Jeptha gave Rans a long, narrow-eyed look.

The boy relaxed, apparently accepting the silence as impotence. He was completely unconcerned, nearly grinning. But he’d made the mistake of standing too close. Like a flash, Jeptha reached out and grabbed him by the flesh of his collarbone.

The girls gasped and stepped back. Rans, succumbing to the pressure at his neck, dropped to his knees beside the cripple cart. Moderating his grip, but keeping it steady, Jeptha eyeballed the youngster.

Having used his hands and arms to propel himself through life for more than twenty years, he was extremely strong. He could have snapped the boy’s neck like a chicken bone. But Jeptha was careful not to hurt him. He was simply trying to get the young fellow’s attention.

“Your sisters,” he said quietly, “will all grow up and learn the ways of men and women soon enough. As man of the family, it’s your job to keep them sheltered from that knowledge till they’re done with childhood.”

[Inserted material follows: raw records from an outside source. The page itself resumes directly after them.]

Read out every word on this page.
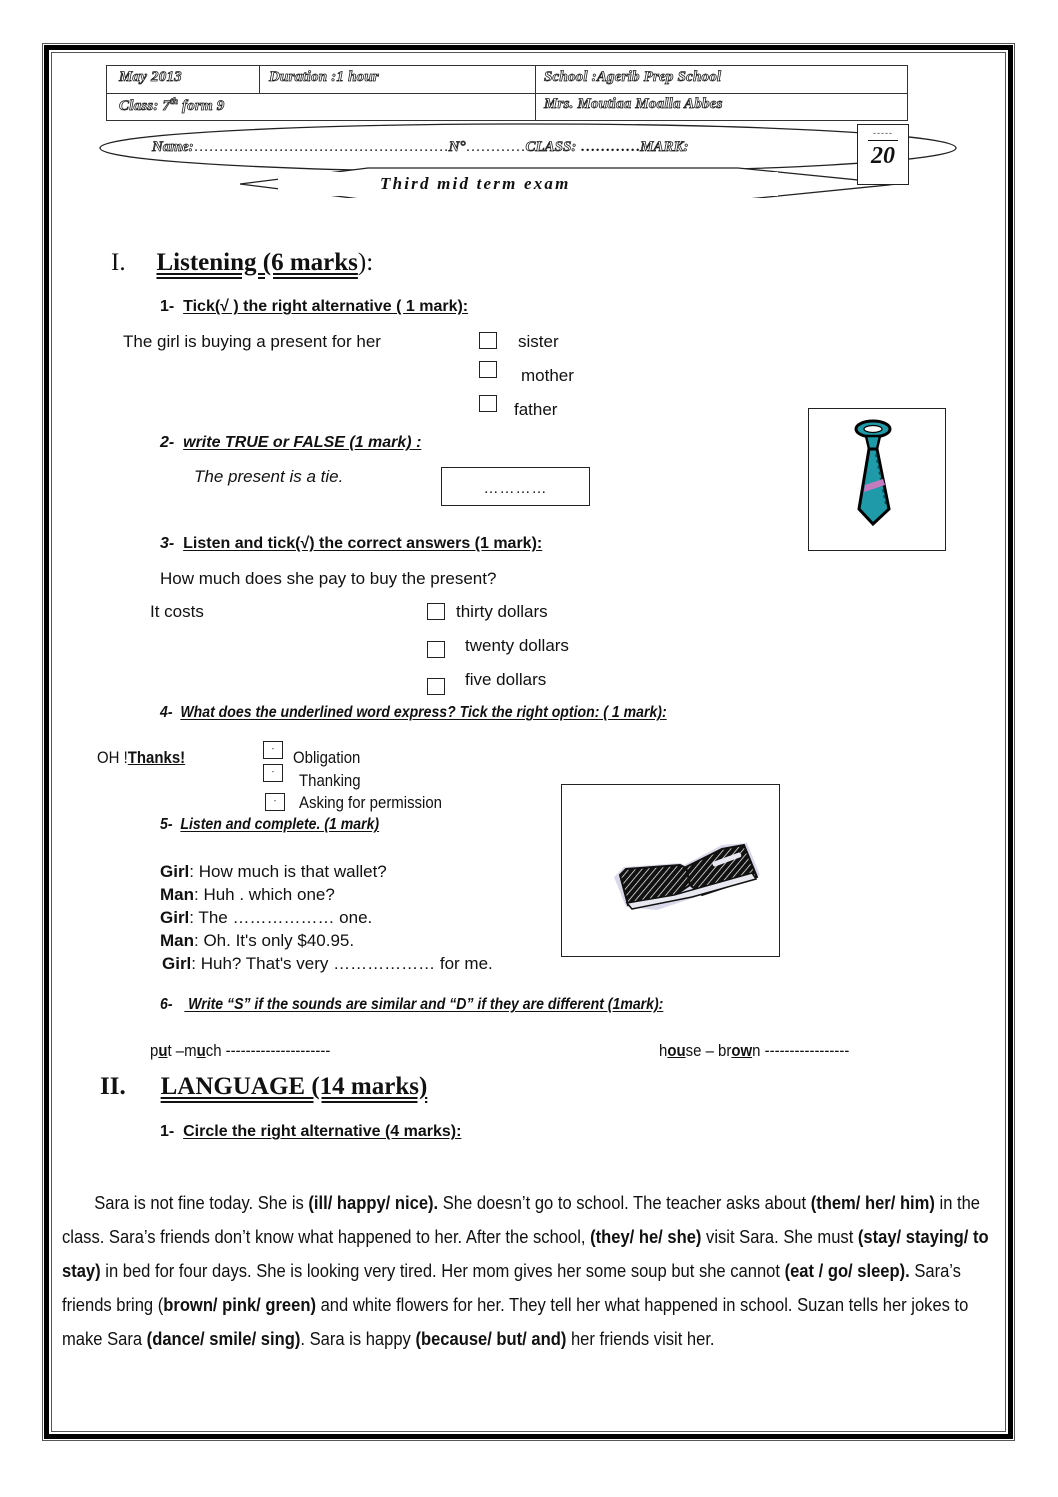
May 2013	Duration :1 hour	School :Agerib Prep School
Class: 7th form 9	Mrs. Moutiaa Moalla Abbes
Name:……………………………………………N°…………CLASS: …………MARK:
-----
20
Third mid term exam
I. Listening (6 marks):
1- Tick(√ ) the right alternative ( 1 mark):
The girl is buying a present for her	sister
mother
father
2- write TRUE or FALSE (1 mark) :
The present is a tie.
…………
3- Listen and tick(√) the correct answers (1 mark):
How much does she pay to buy the present?
It costs	thirty dollars
twenty dollars
five dollars
4- What does the underlined word express? Tick the right option: ( 1 mark):
OH !Thanks!	-	Obligation
-	Thanking
-	Asking for permission
5- Listen and complete. (1 mark)
Girl: How much is that wallet?
Man: Huh . which one?
Girl: The ……………… one.
Man: Oh. It's only $40.95.
Girl: Huh? That's very ……………… for me.
6-    Write “S” if the sounds are similar and “D” if they are different (1mark):
put –much ---------------------	house – brown -----------------
II. LANGUAGE (14 marks)
1- Circle the right alternative (4 marks):

Sara is not fine today. She is (ill/ happy/ nice). She doesn’t go to school. The teacher asks about (them/ her/ him) in the class. Sara’s friends don’t know what happened to her. After the school, (they/ he/ she) visit Sara. She must (stay/ staying/ to stay) in bed for four days. She is looking very tired. Her mom gives her some soup but she cannot (eat / go/ sleep). Sara’s friends bring (brown/ pink/ green) and white flowers for her. They tell her what happened in school. Suzan tells her jokes to make Sara (dance/ smile/ sing). Sara is happy (because/ but/ and) her friends visit her.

Rans glared at the man in mingled humiliation and disbelief, as if it were impossible that he could be held as securely as a chained prisoner by one crippled man at arm’s length.

Jeptha’s tone was soft, almost conciliatory. Now that he had the youngster in his power, it was possible to see him as simply an orphan boy with no parental guidance. A strange tug pulled at Jeptha’s heart. He could recall what it was like to be young and cocky and oh, so very sure of oneself. He didn’t envy the young Rans even a bit.

“An important part of being a man,” he told the boy, “is knowing when to speak and when to keep your silence. It’s a hard lesson to learn. But I think you can start here today.”

Jeptha could see that the boy’s skin beneath his grip was completely white and bloodless.

“Are you ready to start practicing that lesson?” Jeptha asked him.

The boy didn’t immediately answer. He didn’t want to give in. He didn’t want to be bested. Jeptha understood that. Nobody liked it But it was a thing a man had to learn to take with grace.